大きく分けて2つ時価を必要とする場面があると思います。それは、①税務上の時価が必要なときと、②民法上の時価が必要なときです。また、この2つの時価評価の概念に大きな違いがあります。

まずは

① 相続税申告時の財産評価(原則は国税庁が規定する財産評価基本通達と一部は固定資産税評価等)が適正時価より過大な評価になる場合

こうしたときは申告期限から5年以内であれば評価を見直し、更正請求により還付してもらうことが可能です。ただし、例外として特に都心部収益物件などは路線価評価が時価より過少になる場合があります。今回はこの例外には触れませんが、より大きな問題点を孕んでいます。

では、如何なる方法で路線価評価が過大であるかを証明するかですが、現状の日本の土地評価制度においてはその信頼度の高さからみて、不動産鑑定士に拠る「不動産鑑定評価」が最も適しているものと思われます。

不動産鑑定士は国土交通省の国家試験に合格し、かつ実務経験を積んだ専門家として位置づけられており「地価公示」制度を長年支えてきた実績等があるからです。国税庁が毎年1月1日時点で発表される路線価も、平成4年以来不動産鑑定士が評価業務を裏で支えており、なおかつ平成6年からは3年ごとに改定される固定資産税の評価にも大きく貢献しているからです。

では何故、路線価評価ではなく鑑定評価が適正といえるのか、あるいはどんな物件がそれに該当するのかというと、偏に路線価評価の個別的な要因の判断基準そのものに限界や無理があるからにほかなりません。

鑑定評価は特別な手法を用いて、何かマジックを使うかの如くに個別的要因をプラス・マイナスするわけではないのです。それほど土地は個別的な条件により、価格(単価)が全く違うものになるのです。

例えば、同じ街路に面する二つの土地があったとします。一つ目は、間口10m、奥行き12mの整形地、道路とは等高(ほぼ平坦)、いわゆるキレイな土地(これを100点とします)。二つ目は、間口1.8m、奥行き25mの帯状地で、道路面より3mも高く、おまけに階段で上り下りする。つまり、建築不可でどうしようもない土地(これはせいぜい20点程度になります)。これが典型例です。このような土地が結構あるのです。

このような土地は、本当に難しい判断と決断力が要求されます。ところが、不動産鑑定士のセンスが悪いと、とんでもない高い評価をすることになります。

 

次に

② 遺産分割協議時において適正時価を算定する必要性がある場合(民法上の評価)

典型例として

※不動産が複数件あり兄弟間で時価について調整がつかないとき

※遺留分侵害額請求事件で不動産評価が不明な時

特に、多数の不動産を所有する地主さんは、①のような土地を保有していることがあるので注意を要します。では、自宅1件、アパート1件では揉めないかというと、そんなことはありません。

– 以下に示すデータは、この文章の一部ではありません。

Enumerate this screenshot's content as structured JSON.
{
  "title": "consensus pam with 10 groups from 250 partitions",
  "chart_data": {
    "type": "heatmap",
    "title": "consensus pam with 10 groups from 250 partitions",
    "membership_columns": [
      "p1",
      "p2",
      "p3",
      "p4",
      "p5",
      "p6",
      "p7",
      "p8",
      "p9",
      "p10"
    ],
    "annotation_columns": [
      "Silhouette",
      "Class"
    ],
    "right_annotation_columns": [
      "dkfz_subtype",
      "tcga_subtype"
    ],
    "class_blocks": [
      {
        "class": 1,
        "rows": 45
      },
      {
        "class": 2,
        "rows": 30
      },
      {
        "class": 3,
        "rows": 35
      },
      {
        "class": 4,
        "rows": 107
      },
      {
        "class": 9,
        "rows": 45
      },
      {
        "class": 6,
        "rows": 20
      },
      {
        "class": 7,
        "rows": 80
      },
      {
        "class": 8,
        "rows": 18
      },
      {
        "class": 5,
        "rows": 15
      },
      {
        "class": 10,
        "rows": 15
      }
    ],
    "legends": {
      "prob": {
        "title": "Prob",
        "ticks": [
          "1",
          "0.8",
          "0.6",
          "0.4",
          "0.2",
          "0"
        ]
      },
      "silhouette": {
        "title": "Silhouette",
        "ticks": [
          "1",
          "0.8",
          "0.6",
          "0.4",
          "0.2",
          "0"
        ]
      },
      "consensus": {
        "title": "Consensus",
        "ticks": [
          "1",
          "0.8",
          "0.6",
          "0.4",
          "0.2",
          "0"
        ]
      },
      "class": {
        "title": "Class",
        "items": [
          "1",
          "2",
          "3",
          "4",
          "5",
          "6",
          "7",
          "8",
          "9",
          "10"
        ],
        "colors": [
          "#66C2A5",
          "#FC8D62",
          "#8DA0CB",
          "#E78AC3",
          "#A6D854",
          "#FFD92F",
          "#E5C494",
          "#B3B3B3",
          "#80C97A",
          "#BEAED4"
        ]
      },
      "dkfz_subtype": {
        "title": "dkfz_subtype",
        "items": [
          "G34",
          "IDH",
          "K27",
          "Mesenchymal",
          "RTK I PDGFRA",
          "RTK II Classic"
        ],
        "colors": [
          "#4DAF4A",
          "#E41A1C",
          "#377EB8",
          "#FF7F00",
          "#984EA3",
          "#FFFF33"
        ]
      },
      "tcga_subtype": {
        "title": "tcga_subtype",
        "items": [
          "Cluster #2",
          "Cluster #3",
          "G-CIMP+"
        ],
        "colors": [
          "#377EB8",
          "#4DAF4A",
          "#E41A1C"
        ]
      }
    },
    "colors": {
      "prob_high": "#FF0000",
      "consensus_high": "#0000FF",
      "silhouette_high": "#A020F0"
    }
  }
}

都心部に所在する賃貸アパート・マンションは、路線価評価の2倍・3倍などということがよくあります。

民法上の時価はマーケット(市場)で通用する価格です。いわゆる売ったらナンボになるかです。例えばスーパーのお弁当の朝~夕方6時までの値段とします。

対して、税務上の時価はマーケットで通用しなくても構いません。単に相続税の申告で使うだけです。スーパーでいえば、夜8時以降の値段です。店員さんが20%とか30%引きのシールをペタペタ貼っていきます。路線価は公示価格の20%引きなので、同じようなものです。冒頭に述べた、価格の概念が違うとはこのことなのです。

不動産を売りたいときは市場価格で売ります。路線価のように20%引きで売りたい人はいません。これが民法上の時価です。

日本の相続問題の本質の一つには、兄弟間(家族間)における財産の分配問題と、財産構成の多くが不動産に偏っていることに起因します。

動産の適正な時価を把握することで、相続問題を少しでも緩和できると信じています。